Please stop blaming teachers. Here is a graphic example of how administrators get away with screw ups while teachers get fired. A principal's JOB is to ensure the safety of ALL the kids while they are at school or school events. This one really screwed up and a little girl DIED.
Under the proper conditions, with the appropriate degree of preparation and caution, I would probably agree that a school principal should not be dismissed when a tragic accident occurs out of his/her control. In this instance, however, there appears to have been something of a pattern of laxness, at least with regard to these class trips, as witnessed by the lack of parent-signed permission slips documented now on at least two occasions.

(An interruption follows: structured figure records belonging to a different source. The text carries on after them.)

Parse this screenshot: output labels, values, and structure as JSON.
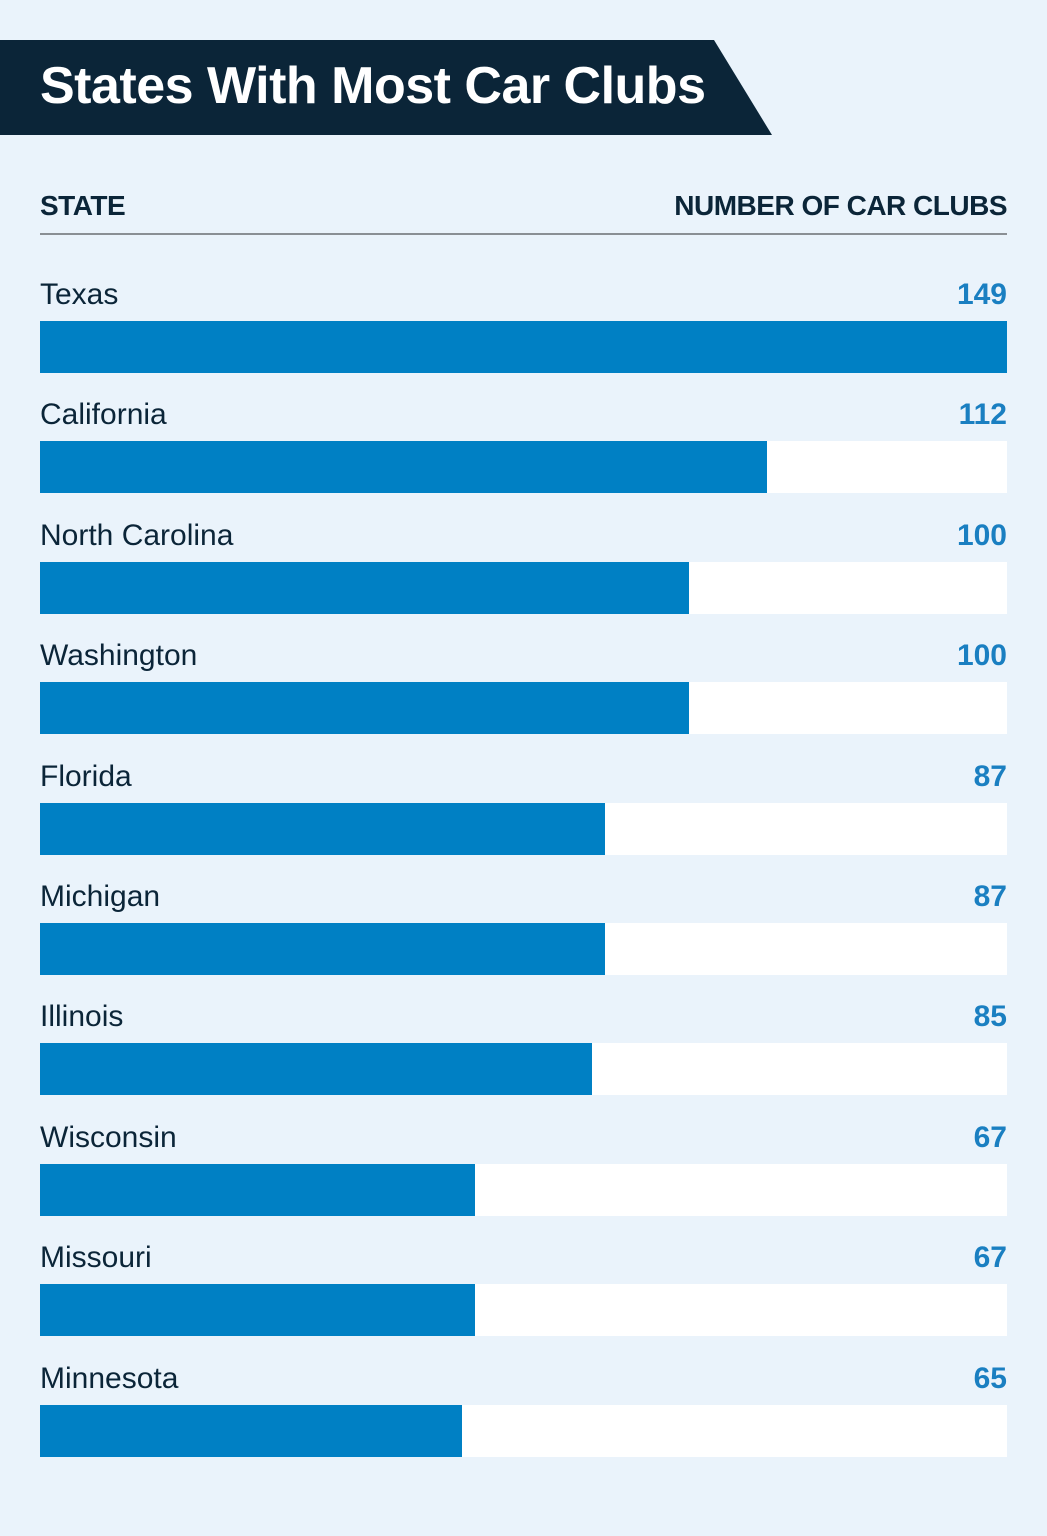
{
  "title": "States With Most Car Clubs",
  "headers": {
    "state": "STATE",
    "count": "NUMBER OF CAR CLUBS"
  },
  "colors": {
    "bar": "#0080c4",
    "value_text": "#1a7fc1",
    "banner": "#0b2538",
    "background": "#eaf3fb",
    "track": "#ffffff"
  },
  "rows": [
    {
      "state": "Texas",
      "value": "149"
    },
    {
      "state": "California",
      "value": "112"
    },
    {
      "state": "North Carolina",
      "value": "100"
    },
    {
      "state": "Washington",
      "value": "100"
    },
    {
      "state": "Florida",
      "value": "87"
    },
    {
      "state": "Michigan",
      "value": "87"
    },
    {
      "state": "Illinois",
      "value": "85"
    },
    {
      "state": "Wisconsin",
      "value": "67"
    },
    {
      "state": "Missouri",
      "value": "67"
    },
    {
      "state": "Minnesota",
      "value": "65"
    }
  ],
  "chart_data": {
    "type": "bar",
    "orientation": "horizontal",
    "title": "States With Most Car Clubs",
    "xlabel": "NUMBER OF CAR CLUBS",
    "ylabel": "STATE",
    "categories": [
      "Texas",
      "California",
      "North Carolina",
      "Washington",
      "Florida",
      "Michigan",
      "Illinois",
      "Wisconsin",
      "Missouri",
      "Minnesota"
    ],
    "values": [
      149,
      112,
      100,
      100,
      87,
      87,
      85,
      67,
      67,
      65
    ],
    "xlim": [
      0,
      149
    ],
    "grid": false,
    "legend": null
  }
}
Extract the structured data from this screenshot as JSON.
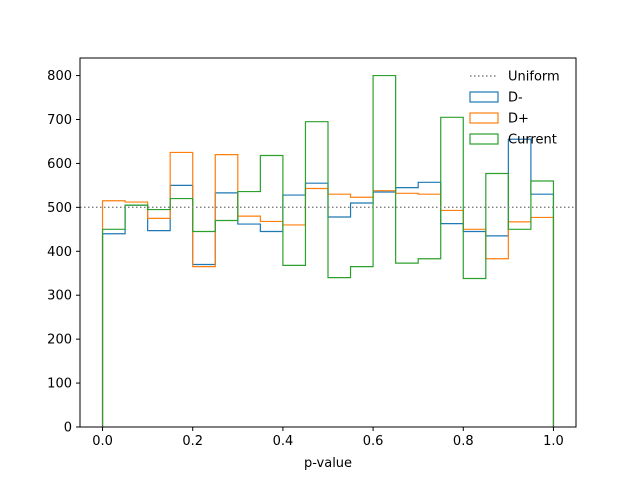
{
  "chart_data": {
    "type": "step-histogram",
    "title": "",
    "xlabel": "p-value",
    "ylabel": "",
    "xlim": [
      -0.05,
      1.05
    ],
    "ylim": [
      0,
      840
    ],
    "xticks": [
      0.0,
      0.2,
      0.4,
      0.6,
      0.8,
      1.0
    ],
    "xtick_labels": [
      "0.0",
      "0.2",
      "0.4",
      "0.6",
      "0.8",
      "1.0"
    ],
    "yticks": [
      0,
      100,
      200,
      300,
      400,
      500,
      600,
      700,
      800
    ],
    "ytick_labels": [
      "0",
      "100",
      "200",
      "300",
      "400",
      "500",
      "600",
      "700",
      "800"
    ],
    "grid": false,
    "legend_position": "top-right",
    "bin_edges": [
      0.0,
      0.05,
      0.1,
      0.15,
      0.2,
      0.25,
      0.3,
      0.35,
      0.4,
      0.45,
      0.5,
      0.55,
      0.6,
      0.65,
      0.7,
      0.75,
      0.8,
      0.85,
      0.9,
      0.95,
      1.0
    ],
    "reference_line": {
      "name": "Uniform",
      "y": 500,
      "color": "#7f7f7f",
      "style": "dotted"
    },
    "series": [
      {
        "name": "D-",
        "color": "#1f77b4",
        "values": [
          440,
          505,
          447,
          550,
          370,
          533,
          462,
          445,
          528,
          555,
          478,
          510,
          535,
          545,
          557,
          463,
          445,
          435,
          655,
          530
        ]
      },
      {
        "name": "D+",
        "color": "#ff7f0e",
        "values": [
          515,
          512,
          475,
          625,
          365,
          620,
          480,
          468,
          460,
          543,
          530,
          523,
          538,
          532,
          530,
          493,
          450,
          383,
          467,
          477
        ]
      },
      {
        "name": "Current",
        "color": "#2ca02c",
        "values": [
          450,
          505,
          495,
          520,
          445,
          470,
          536,
          618,
          368,
          695,
          340,
          365,
          800,
          373,
          383,
          705,
          338,
          577,
          450,
          560
        ]
      }
    ]
  }
}
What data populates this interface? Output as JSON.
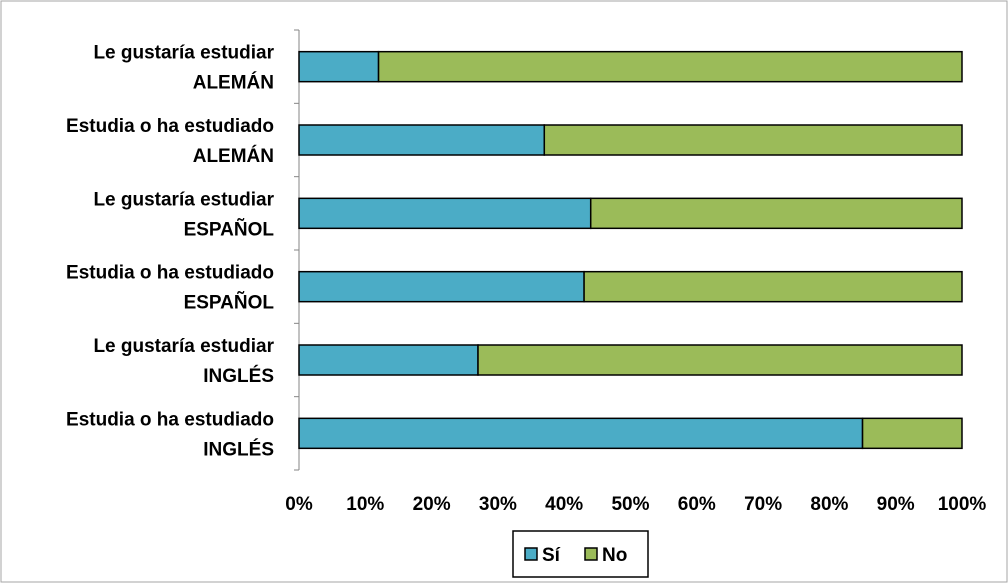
{
  "chart_data": {
    "type": "bar",
    "orientation": "horizontal",
    "stacked": "percent",
    "categories": [
      [
        "Le gustaría estudiar",
        "ALEMÁN"
      ],
      [
        "Estudia o ha estudiado",
        "ALEMÁN"
      ],
      [
        "Le gustaría estudiar",
        "ESPAÑOL"
      ],
      [
        "Estudia o ha estudiado",
        "ESPAÑOL"
      ],
      [
        "Le gustaría estudiar",
        "INGLÉS"
      ],
      [
        "Estudia o ha estudiado",
        "INGLÉS"
      ]
    ],
    "series": [
      {
        "name": "Sí",
        "color": "#4bacc6",
        "values": [
          12,
          37,
          44,
          43,
          27,
          85
        ]
      },
      {
        "name": "No",
        "color": "#9bbb59",
        "values": [
          88,
          63,
          56,
          57,
          73,
          15
        ]
      }
    ],
    "xlim": [
      0,
      100
    ],
    "xticks": [
      "0%",
      "10%",
      "20%",
      "30%",
      "40%",
      "50%",
      "60%",
      "70%",
      "80%",
      "90%",
      "100%"
    ],
    "grid": false,
    "legend_position": "bottom"
  }
}
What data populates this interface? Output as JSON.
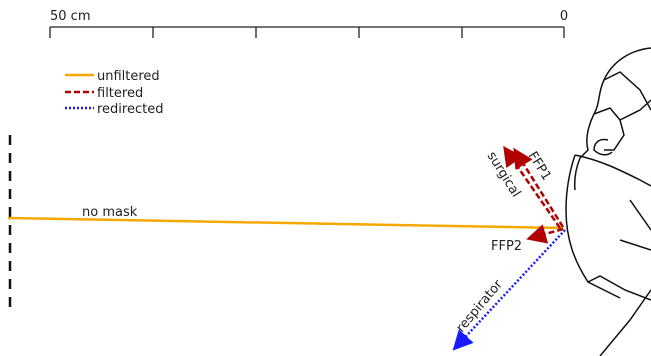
{
  "scale": {
    "left_label": "50 cm",
    "right_label": "0"
  },
  "legend": [
    {
      "label": "unfiltered"
    },
    {
      "label": "filtered"
    },
    {
      "label": "redirected"
    }
  ],
  "flows": {
    "no_mask": "no mask",
    "ffp1": "FFP1",
    "surgical": "surgical",
    "ffp2": "FFP2",
    "respirator": "respirator"
  }
}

Likely those slips would not have made a difference in the final tragedy, but there IS something else Mr. Maldonado-Rivera should have done that WOULD perhaps have made a difference: intervene in the trip plan. Sending 25 or so students out to an ocean beach, accompanied by a first-year teacher, a 19-year-old intern, and the teacher's boyfriend(!!!) does not in my mind constitute anything remotely close to due care and precaution. If parents had known that this trio constituted their children's entire cohort of chaperones, some might have voiced concern to the school. Regardless, Mr. Maldonado-Rivera's job is to ensure that the chaperoning is adequate to the event, and in this case, it was patently not. The potential for trouble could easily have been foreseen and should have been, due to the small number of chaperones, their inexperience, and the fact that one of them did not even know how to swim. Mr. Maldonado-Rivera's failure to insist on more, or at least more experienced and mature chaperones (and ones who could swim) appears at minimum to have been a direct contributor to the tragedy. He may well be a wonderful school principal, but he also seems to have fostered a dangerously casual attitude toward procedures and safety, one that seems to have at least contributed to a young girl's needless, accidental death.
The DOE response, that "In the heartbreaking days following Nicole's death our primary focus was not on the tenure status of Columbia Secondary School officials" is ridiculous and belied by their own actions, since it certainly didn't take them long to focus on the employment status of the teacher (now fired) and the AP (now demoted from administration back to being "just" a teacher).
In Joel Klein's DOE, there's only accountability when it serves their interests or promotes their agenda. Nice work if you can get it.